Les radars tourelle, qu’est-ce que c’est ?

 

Les radars tourelle (ou Mesta Fusion 2) ont vu le jour en 2018 ; ces radars se composent de deux parties distinctes :  une cabine fixe (communément appelée « tourelle ») et une partie mobile. 

C’est dans cette partie mobile qu’est placé le matériel de contrôle : radar, module destiné à la prise de vue etc. C’est cette distinction entre fixe et mobile qui fait la spécificité du radar tourelle : en effet, la partie fixe reste permanente, mais le matériel de contrôle peut être installé ou non, et transporté aisément d’une tourelle à l’autre. D’où une dimension de « leurre » 

 

L’usage des radars tourelle n’est pas décrit de façon très détaillée par la presse, qui laisse planer le doute sur leurs fonctions exactes.

On sait néanmoins que les automobilistes circulant sans assurance automobile peuvent être verbalisés ; bien sûr les excès de vitesse seront dûment sanctionnés. Mais d’autres délits sont également susceptibles d’être verbalisés : respect de la signalisation tricolore, franchissement des passages à niveau …

 

Le Gouvernement a annoncé l’installation de 800 radars tourelle en 2020. A terme, les radars tourelle ont vocation à remplacer 75% des radars fixes.

 

Zoom sur les automobilistes sans assurance auto

 

Les radars tourelle devraient contribuer à la verbalisation des automobilistes circulant sans assurance auto sur la voie publique : ces automobilistes, qui représentent environ 700 000 conducteurs, constituent en effet un danger réel, dans la mesure où ils ne sont pas en capacité de rembourser eux-mêmes les dégâts qu’ils ont commis, et qui pénalisent d’autres usagers.

 

C’est pourquoi, le Fichier des Véhicules Assurés mis en place début 2019 devrait impliquer une nette augmentation des sanctions pour les véhicules non assurés. Ce fichier, mis en place avec les assureurs, recense de façon exhaustive tous les conducteurs assurés, et indique les modalités de leur contrat. 

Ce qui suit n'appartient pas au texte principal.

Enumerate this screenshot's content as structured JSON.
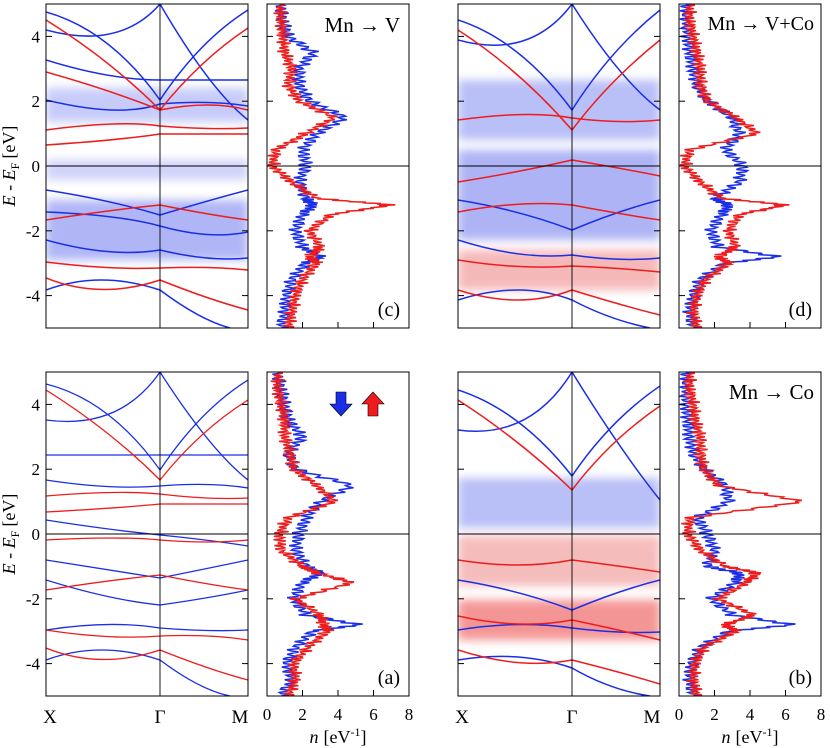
{
  "figure": {
    "y_axis_label_main": "E - E",
    "y_axis_label_sub": "F",
    "y_axis_unit": "[eV]",
    "x_axis_label_n": "n",
    "x_axis_unit": "[eV",
    "x_axis_unit_sup": "-1",
    "x_axis_unit_close": "]",
    "k_path_labels": [
      "X",
      "Γ",
      "M"
    ],
    "energy_ticks": [
      -4,
      -2,
      0,
      2,
      4
    ],
    "dos_ticks": [
      0,
      2,
      4,
      6,
      8
    ],
    "spin_down_color": "#1a2ee8",
    "spin_up_color": "#ee1c1c"
  },
  "chart_data": [
    {
      "type": "line",
      "panel": "(a)",
      "title": "",
      "legend": [
        "spin-down-arrow",
        "spin-up-arrow"
      ],
      "xlabel": "n [eV-1]",
      "ylabel": "E - EF [eV]",
      "xlim": [
        0,
        8
      ],
      "ylim": [
        -5,
        5
      ],
      "energy": [
        -5,
        -4.5,
        -4,
        -3.5,
        -3,
        -2.8,
        -2.5,
        -2,
        -1.5,
        -1.2,
        -1,
        -0.5,
        0,
        0.5,
        1,
        1.5,
        2,
        2.5,
        3,
        3.5,
        4,
        4.5,
        5
      ],
      "series": [
        {
          "name": "spin down",
          "values": [
            0.8,
            1.4,
            1.1,
            1.6,
            2.6,
            5.2,
            2.2,
            1.5,
            2.0,
            3.0,
            2.2,
            1.6,
            1.8,
            2.2,
            3.0,
            4.8,
            1.6,
            1.2,
            2.0,
            1.2,
            1.0,
            0.8,
            0.6
          ]
        },
        {
          "name": "spin up",
          "values": [
            1.2,
            1.6,
            1.5,
            2.3,
            3.4,
            3.2,
            3.0,
            1.6,
            4.8,
            2.8,
            2.0,
            0.8,
            0.7,
            1.2,
            3.8,
            2.8,
            1.5,
            1.3,
            1.0,
            1.0,
            0.8,
            0.6,
            0.6
          ]
        }
      ]
    },
    {
      "type": "line",
      "panel": "(b)",
      "title": "Mn → Co",
      "xlabel": "n [eV-1]",
      "ylabel": "E - EF [eV]",
      "xlim": [
        0,
        8
      ],
      "ylim": [
        -5,
        5
      ],
      "energy": [
        -5,
        -4.5,
        -4,
        -3.5,
        -3,
        -2.8,
        -2.5,
        -2,
        -1.5,
        -1.2,
        -1,
        -0.5,
        0,
        0.5,
        1,
        1.5,
        2,
        2.5,
        3,
        3.5,
        4,
        4.5,
        5
      ],
      "series": [
        {
          "name": "spin down",
          "values": [
            0.8,
            0.6,
            0.7,
            1.2,
            2.8,
            6.4,
            3.0,
            1.8,
            3.2,
            3.4,
            1.6,
            2.0,
            1.6,
            1.0,
            2.8,
            2.6,
            1.4,
            0.8,
            0.6,
            0.5,
            0.4,
            0.4,
            0.4
          ]
        },
        {
          "name": "spin up",
          "values": [
            1.0,
            0.8,
            0.9,
            1.4,
            3.2,
            2.6,
            4.2,
            2.2,
            3.8,
            4.4,
            2.6,
            1.2,
            0.5,
            0.6,
            7.0,
            2.2,
            1.4,
            1.2,
            1.2,
            0.9,
            0.8,
            0.6,
            0.6
          ]
        }
      ]
    },
    {
      "type": "line",
      "panel": "(c)",
      "title": "Mn → V",
      "xlabel": "n [eV-1]",
      "ylabel": "E - EF [eV]",
      "xlim": [
        0,
        8
      ],
      "ylim": [
        -5,
        5
      ],
      "energy": [
        -5,
        -4.5,
        -4,
        -3.5,
        -3,
        -2.8,
        -2.5,
        -2,
        -1.5,
        -1.2,
        -1,
        -0.5,
        0,
        0.5,
        1,
        1.5,
        2,
        2.5,
        3,
        3.5,
        4,
        4.5,
        5
      ],
      "series": [
        {
          "name": "spin down",
          "values": [
            0.8,
            1.0,
            1.1,
            1.4,
            2.2,
            3.0,
            2.0,
            1.6,
            2.0,
            2.6,
            2.2,
            1.8,
            2.2,
            2.0,
            2.8,
            4.4,
            2.4,
            1.8,
            1.8,
            2.6,
            1.2,
            0.9,
            0.8
          ]
        },
        {
          "name": "spin up",
          "values": [
            1.2,
            1.4,
            1.6,
            2.0,
            2.8,
            2.4,
            3.0,
            2.4,
            3.6,
            7.0,
            2.8,
            1.4,
            0.3,
            0.5,
            2.2,
            3.8,
            1.8,
            1.2,
            1.4,
            1.0,
            0.9,
            0.8,
            0.7
          ]
        }
      ]
    },
    {
      "type": "line",
      "panel": "(d)",
      "title": "Mn → V+Co",
      "xlabel": "n [eV-1]",
      "ylabel": "E - EF [eV]",
      "xlim": [
        0,
        8
      ],
      "ylim": [
        -5,
        5
      ],
      "energy": [
        -5,
        -4.5,
        -4,
        -3.5,
        -3,
        -2.8,
        -2.5,
        -2,
        -1.5,
        -1.2,
        -1,
        -0.5,
        0,
        0.5,
        1,
        1.5,
        2,
        2.5,
        3,
        3.5,
        4,
        4.5,
        5
      ],
      "series": [
        {
          "name": "spin down",
          "values": [
            0.8,
            0.6,
            0.8,
            1.2,
            2.6,
            5.6,
            2.2,
            1.8,
            2.4,
            2.8,
            2.0,
            3.4,
            3.6,
            2.6,
            3.4,
            3.0,
            1.6,
            1.0,
            0.8,
            0.6,
            0.5,
            0.4,
            0.4
          ]
        },
        {
          "name": "spin up",
          "values": [
            1.0,
            0.8,
            1.0,
            1.5,
            2.8,
            2.2,
            3.2,
            2.8,
            3.4,
            6.0,
            2.4,
            1.2,
            0.3,
            0.6,
            4.4,
            3.2,
            1.6,
            1.2,
            1.2,
            1.0,
            0.8,
            0.6,
            0.6
          ]
        }
      ]
    }
  ]
}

Impossible de passer entre les mailles du filet ; les radars repèrent les plaques d’immatriculation des véhicules en infraction, et repèrent quels automobilistes sont titulaires d’une assurance.

 

Depuis le décret 2016-1955 du 28 décembre 2016, en effet, les autorités ont expressément indiqué que les radars automatiques pouvaient recenser les véhicules en défaut d’assurance.

 

Des sanctions forfaitaires

 

Les conducteurs qui circulent sans assurance auto risquent tous la même sanction forfaitaire. Le process est le même pour tous les automobilistes. Ils reçoivent par la poste une amende forfaitaire payable en 45 ou 60 jours, et peuvent la contester pendant 45 jours. 

 

En cas de non-règlement, les automobilistes fautifs devront s’acquitter d’une amende majorée, qui ouvre à nouveau des droits à la contestation pendant 30 jours, voire même trois mois si l’amende est reçue par courrier recommandé.

Les automobilistes ne se présenteront devant les tribunaux qu’en cas de contestation de leur amende.

 

Il faut savoir que 90% des amendes ne sont pas contestées à l’heure actuelle. Cette amende forfaitaire devrait donc désengorger considérablement les tribunaux. 

 

En résumé, les radars tourelle couplés au Fichier des Véhicules Assurés vont certainement inciter à la prudence les automobilistes qui hésitent à souscrire à une assurance auto.

Une initiative salutaire pour la sécurité de tous.